Carlos was born and raised in Alicante, in the south-eastern coast of Spain, supported by his loving parents Ana and Paco and together with his younger sisters and close friends. He grew up next to the sea, with early interest in dinosaurs, astrophysics and cinema. Some franchises that greatly influenced him artistically during his formative years were Star Wars, Jurassic Park, Warhammer and Pokémon. At the age of 12, his father, a hydraulics engineer by training, introduced him to physics in an attempt to appease his persistent inquisitive attitude. This first contact with science and mathematics instilled a firm passion for the rational understanding of the world, broadly understood, into his young mind. During the remaining years of pre-university education, he became determined to pursue a career in theoretical physics and mathematical sciences.
After completing primary and secondary school at Inmaculada Jesuitas Alicante, he enrolled at the University of Valencia to pursue a degree in physics although it was clear to him that his interests lay somewhere between physics and pure mathematics. Fighting the rigidity of the Spanish university system, he managed to get his first formal training in mathematics at Imperial College London during an Erasmus visit. When he finished his degree, he was fortunate to receive the prestigious La Caixa scholarship, which funded the Part III master’s program at the University of Cambridge. It was there where his formal training in differential geometry and advanced topics of mathematical physics took place. Alongside his mathematical studies in Cambridge, taking advantage of the vibrant early music scene there, he had his first lessons on the harpsichord and about baroque music.
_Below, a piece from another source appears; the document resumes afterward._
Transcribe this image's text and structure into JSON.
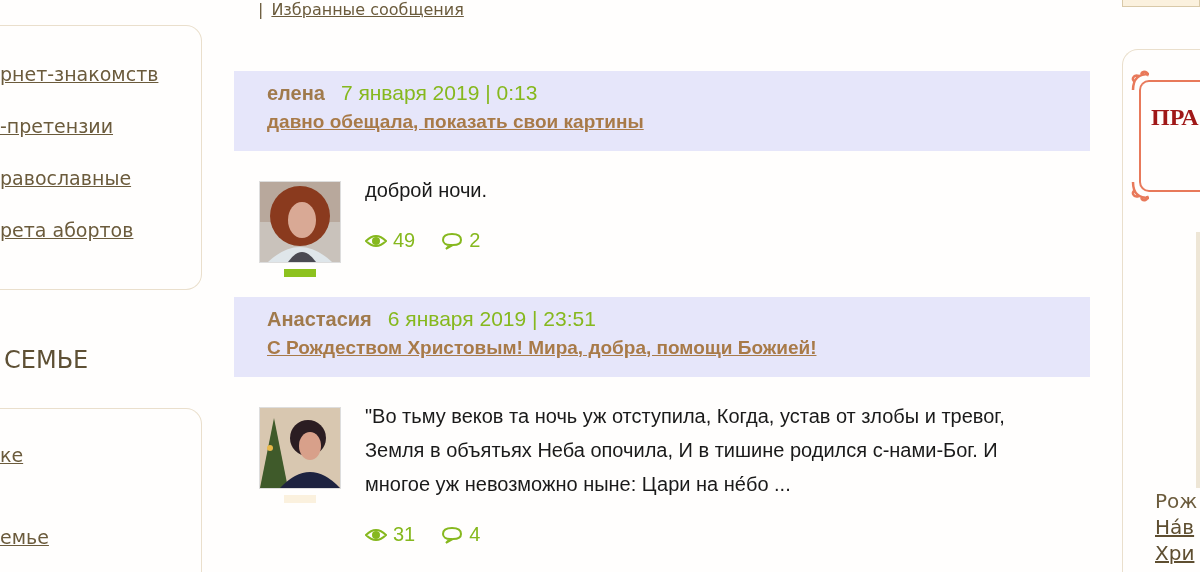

This first contact proved to be the beginning of a long and dedicated process to musical training in an attempt to compensate for the lack of instruction during his childhood. He completed his mathematical education with a PhD program at the University of Edinburgh under the supervision of José Figueroa-O’Farrill.
From his early years of passionate self study of mechanics and calculus to this day, his personal drive has always been to deeply understand the mathematical frameworks in which physical theories operate. A fascination for modern physics inevitably led him to the study of differential geometry. In particular, he has focused much of his attention on the mathematical structure of dynamical theories, common to both classical and quantum mechanics. he has worked with structures such as Lie algebroids, Lie groupoids, Jacobi manifolds, Courant algebroids, etc. In recent years, he has expanded his field of mathematical inquiry to include categorical approaches to the foundations of mechanics; the mathematical formalization of the process of physical measurement relating to the use of units and dimensional analysis; and, more algebraic in nature, the generalization of associative structures in the search for integrations of n-Lie algebras. Besides his mathematical research, he has a strong interest in cognitive science, genetics and evolution theory, and computer graphics and simulation.